Avant de tourner la page d’une institution qu’il a dirigé 9 ans, Jean-Louis Debré souhaiterait que les anciens présidents de la République ne siègent plus au Conseil Constitutionnel. « C’est un vestige du passé » selon lui. Depuis sa création en 1959 par le général de Gaulle, les anciens Présidents font, de droit, partie à vie, du Conseil Constitutionnel.

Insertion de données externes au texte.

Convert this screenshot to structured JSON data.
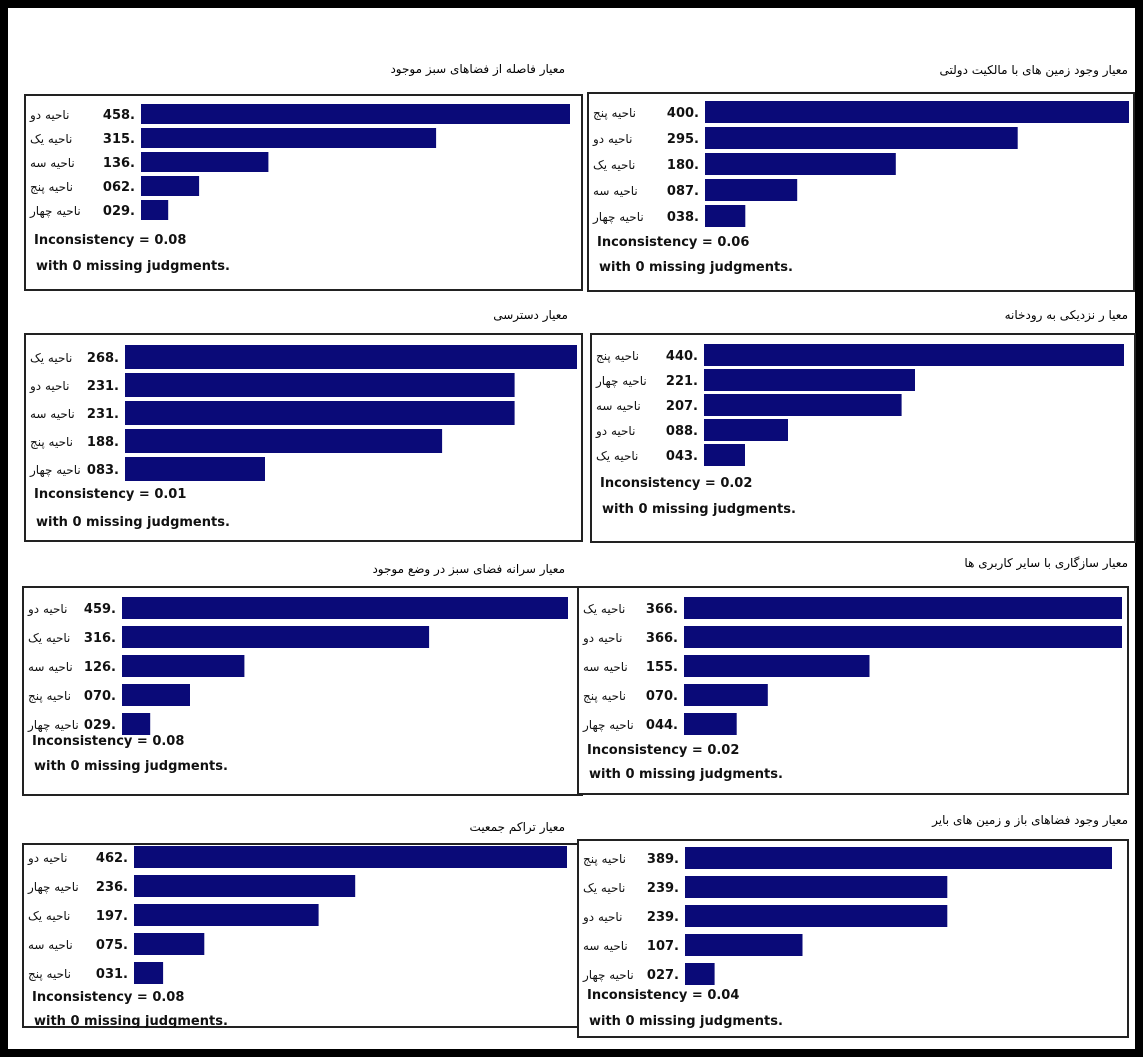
{
  "chart_data": [
    {
      "type": "bar",
      "title": "معیار فاصله از فضاهای سبز موجود",
      "categories": [
        "ناحیه دو",
        "ناحیه یک",
        "ناحیه سه",
        "ناحیه پنج",
        "ناحیه چهار"
      ],
      "values": [
        0.458,
        0.315,
        0.136,
        0.062,
        0.029
      ],
      "value_labels": [
        "458.",
        "315.",
        "136.",
        "062.",
        "029."
      ],
      "inconsistency": "Inconsistency = 0.08",
      "missing": "with 0  missing judgments.",
      "bar_color": "#0a0a78"
    },
    {
      "type": "bar",
      "title": "معیار وجود زمین های با مالکیت دولتی",
      "categories": [
        "ناحیه پنج",
        "ناحیه دو",
        "ناحیه یک",
        "ناحیه سه",
        "ناحیه چهار"
      ],
      "values": [
        0.4,
        0.295,
        0.18,
        0.087,
        0.038
      ],
      "value_labels": [
        "400.",
        "295.",
        "180.",
        "087.",
        "038."
      ],
      "inconsistency": "Inconsistency = 0.06",
      "missing": "with 0  missing judgments.",
      "bar_color": "#0a0a78"
    },
    {
      "type": "bar",
      "title": "معیار دسترسی",
      "categories": [
        "ناحیه یک",
        "ناحیه دو",
        "ناحیه سه",
        "ناحیه پنج",
        "ناحیه چهار"
      ],
      "values": [
        0.268,
        0.231,
        0.231,
        0.188,
        0.083
      ],
      "value_labels": [
        "268.",
        "231.",
        "231.",
        "188.",
        "083."
      ],
      "inconsistency": "Inconsistency = 0.01",
      "missing": "with 0  missing judgments.",
      "bar_color": "#0a0a78"
    },
    {
      "type": "bar",
      "title": "معیا ر نزدیکی به رودخانه",
      "categories": [
        "ناحیه پنج",
        "ناحیه چهار",
        "ناحیه سه",
        "ناحیه دو",
        "ناحیه یک"
      ],
      "values": [
        0.44,
        0.221,
        0.207,
        0.088,
        0.043
      ],
      "value_labels": [
        "440.",
        "221.",
        "207.",
        "088.",
        "043."
      ],
      "inconsistency": "Inconsistency = 0.02",
      "missing": "with 0  missing judgments.",
      "bar_color": "#0a0a78"
    },
    {
      "type": "bar",
      "title": "معیار سرانه فضای سبز در وضع موجود",
      "categories": [
        "ناحیه دو",
        "ناحیه یک",
        "ناحیه سه",
        "ناحیه پنج",
        "ناحیه چهار"
      ],
      "values": [
        0.459,
        0.316,
        0.126,
        0.07,
        0.029
      ],
      "value_labels": [
        "459.",
        "316.",
        "126.",
        "070.",
        "029."
      ],
      "inconsistency": "Inconsistency = 0.08",
      "missing": "with 0  missing judgments.",
      "bar_color": "#0a0a78"
    },
    {
      "type": "bar",
      "title": "معیار سازگاری با سایر کاربری ها",
      "categories": [
        "ناحیه یک",
        "ناحیه دو",
        "ناحیه سه",
        "ناحیه پنج",
        "ناحیه چهار"
      ],
      "values": [
        0.366,
        0.366,
        0.155,
        0.07,
        0.044
      ],
      "value_labels": [
        "366.",
        "366.",
        "155.",
        "070.",
        "044."
      ],
      "inconsistency": "Inconsistency = 0.02",
      "missing": "with 0  missing judgments.",
      "bar_color": "#0a0a78"
    },
    {
      "type": "bar",
      "title": "معیار تراکم جمعیت",
      "categories": [
        "ناحیه دو",
        "ناحیه چهار",
        "ناحیه یک",
        "ناحیه سه",
        "ناحیه پنج"
      ],
      "values": [
        0.462,
        0.236,
        0.197,
        0.075,
        0.031
      ],
      "value_labels": [
        "462.",
        "236.",
        "197.",
        "075.",
        "031."
      ],
      "inconsistency": "Inconsistency = 0.08",
      "missing": "with 0  missing judgments.",
      "bar_color": "#0a0a78"
    },
    {
      "type": "bar",
      "title": "معیار وجود فضاهای باز و زمین های بایر",
      "categories": [
        "ناحیه پنج",
        "ناحیه یک",
        "ناحیه دو",
        "ناحیه سه",
        "ناحیه چهار"
      ],
      "values": [
        0.389,
        0.239,
        0.239,
        0.107,
        0.027
      ],
      "value_labels": [
        "389.",
        "239.",
        "239.",
        "107.",
        "027."
      ],
      "inconsistency": "Inconsistency = 0.04",
      "missing": "with 0  missing judgments.",
      "bar_color": "#0a0a78"
    }
  ]
}
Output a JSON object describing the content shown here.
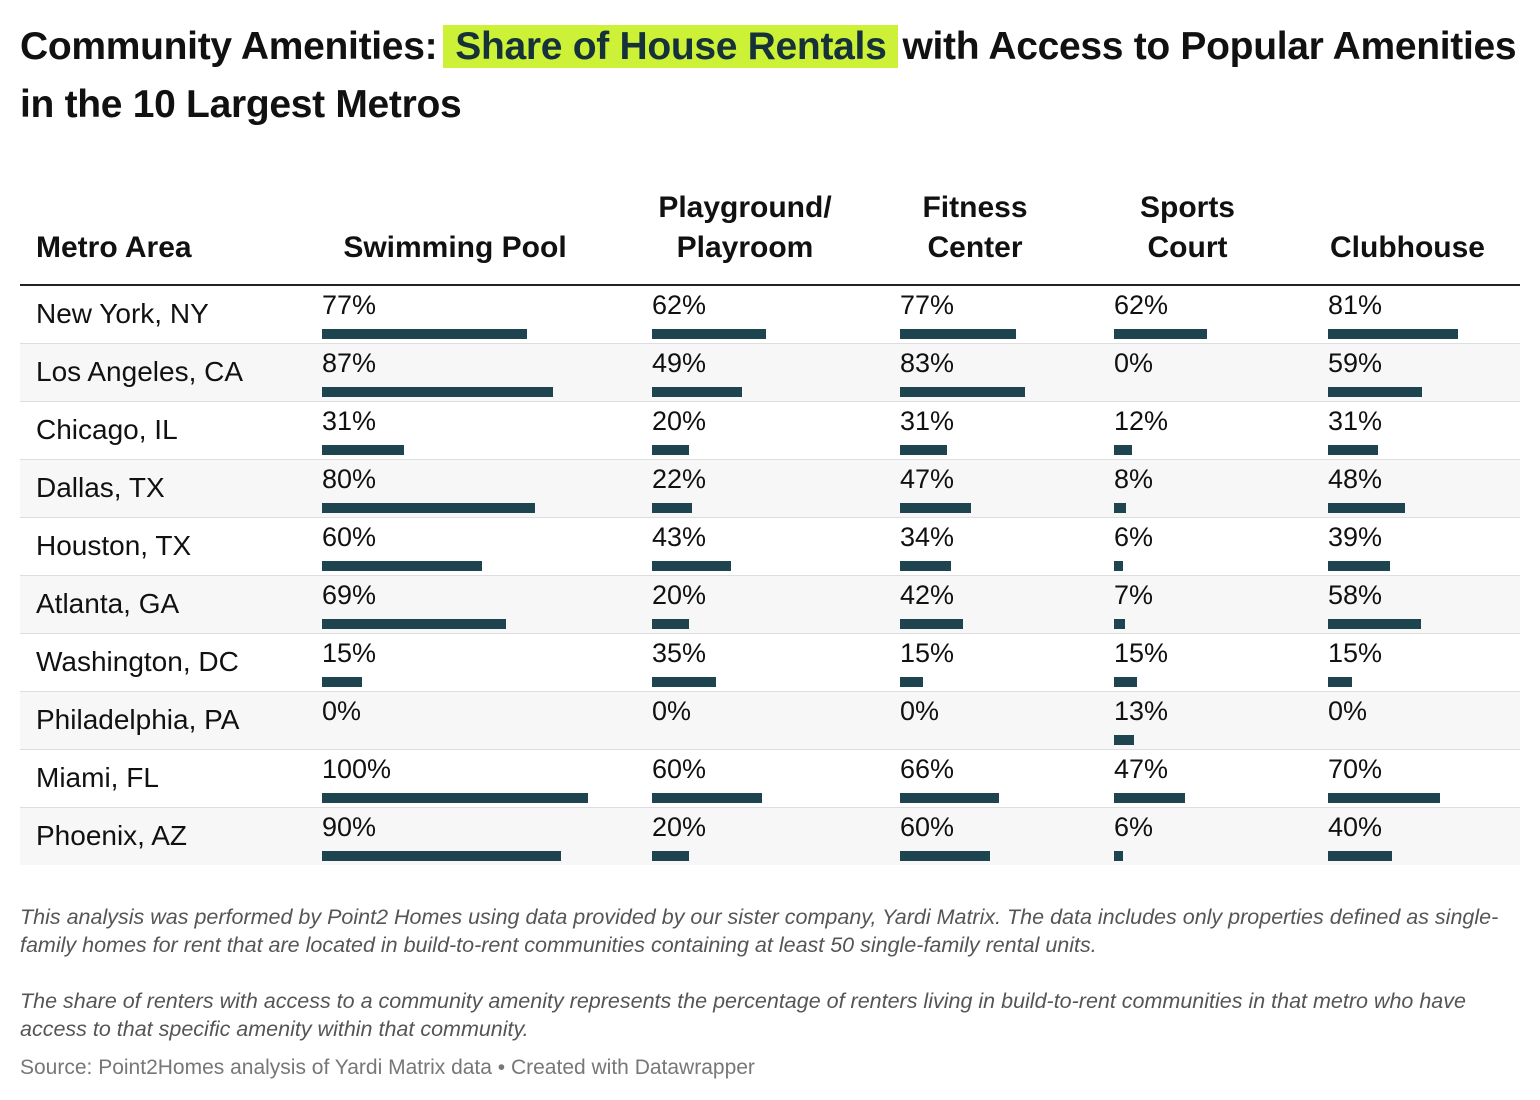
{
  "title": {
    "before": "Community Amenities:",
    "highlight": "Share of House Rentals",
    "after": "with Access to Popular Amenities in the 10 Largest Metros"
  },
  "colors": {
    "highlight": "#cdf136",
    "bar": "#1e4450"
  },
  "chart_data": {
    "type": "table",
    "columns": [
      "Metro Area",
      "Swimming Pool",
      "Playground/ Playroom",
      "Fitness Center",
      "Sports Court",
      "Clubhouse"
    ],
    "bar_scale_max": 100,
    "rows": [
      {
        "metro": "New York, NY",
        "values": [
          77,
          62,
          77,
          62,
          81
        ],
        "labels": [
          "77%",
          "62%",
          "77%",
          "62%",
          "81%"
        ]
      },
      {
        "metro": "Los Angeles, CA",
        "values": [
          87,
          49,
          83,
          0,
          59
        ],
        "labels": [
          "87%",
          "49%",
          "83%",
          "0%",
          "59%"
        ]
      },
      {
        "metro": "Chicago, IL",
        "values": [
          31,
          20,
          31,
          12,
          31
        ],
        "labels": [
          "31%",
          "20%",
          "31%",
          "12%",
          "31%"
        ]
      },
      {
        "metro": "Dallas, TX",
        "values": [
          80,
          22,
          47,
          8,
          48
        ],
        "labels": [
          "80%",
          "22%",
          "47%",
          "8%",
          "48%"
        ]
      },
      {
        "metro": "Houston, TX",
        "values": [
          60,
          43,
          34,
          6,
          39
        ],
        "labels": [
          "60%",
          "43%",
          "34%",
          "6%",
          "39%"
        ]
      },
      {
        "metro": "Atlanta, GA",
        "values": [
          69,
          20,
          42,
          7,
          58
        ],
        "labels": [
          "69%",
          "20%",
          "42%",
          "7%",
          "58%"
        ]
      },
      {
        "metro": "Washington, DC",
        "values": [
          15,
          35,
          15,
          15,
          15
        ],
        "labels": [
          "15%",
          "35%",
          "15%",
          "15%",
          "15%"
        ]
      },
      {
        "metro": "Philadelphia, PA",
        "values": [
          0,
          0,
          0,
          13,
          0
        ],
        "labels": [
          "0%",
          "0%",
          "0%",
          "13%",
          "0%"
        ]
      },
      {
        "metro": "Miami, FL",
        "values": [
          100,
          60,
          66,
          47,
          70
        ],
        "labels": [
          "100%",
          "60%",
          "66%",
          "47%",
          "70%"
        ]
      },
      {
        "metro": "Phoenix, AZ",
        "values": [
          90,
          20,
          60,
          6,
          40
        ],
        "labels": [
          "90%",
          "20%",
          "60%",
          "6%",
          "40%"
        ]
      }
    ]
  },
  "notes": [
    "This analysis was performed by Point2 Homes using data provided by our sister company, Yardi Matrix. The data includes only properties defined as single-family homes for rent that are located in build-to-rent communities containing at least 50 single-family rental units.",
    "The share of renters with access to a community amenity represents the percentage of renters living in build-to-rent communities in that metro who have access to that specific amenity within that community."
  ],
  "source": "Source: Point2Homes analysis of Yardi Matrix data • Created with Datawrapper"
}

Une fonction  destinée surtout « à leur trouver une occupation » a estimé Jean-Louis Debré. « Aujourd’hui ils n’ont plus leur place ». Il met en évidence, l’agenda de la juridiction « qui n’est plus compatible avec l’emploi du temps des anciens présidents de la République ». «  L’activité du Conseil est devenue très importante. En 1973, ils (membres du Conseil Constitutionnel) ont contrôlé 3 lois, nous nous en faisons 150, et des lois de plus en plus illisibles ».  Jean-Louis Debré précise toutefois que « cette réforme essentielle » nécessiterait une « révision de la Constitution ».

Autre « coup de gueule » de celui qui dit ne plus s’intéresser « au spectacle de la politique » : « la crise de la loi ». « La loi est devenue un objet de la communication politique. Il y a un drame, une difficulté, on fait une loi, peu importe son application. C’est une réponse à l’anxiété, à l’angoisse et c’est une manière pour le politique de montrer qu’il est toujours la course » a-t-il fait remarqué.

Nommé à la tête du Conseil Constitutionnel en 2007 par Jacques Chirac, ce fidèle de l’ancien président de la République a eu un mot à son égard. « Alors que généralement certains politiques n’aiment qu’eux, Chirac, il aime les autres. Et dans ce monde difficile, aujourd’hui, ils ont le sentiment d’avoir un homme qui les comprend, qui les regarde ».

La page du Conseil Constitutionnelle tournée, Jean-Louis Debré va maintenant s’employer à écrire des « romans policiers » ainsi « qu’un dictionnaire amoureux de la République ».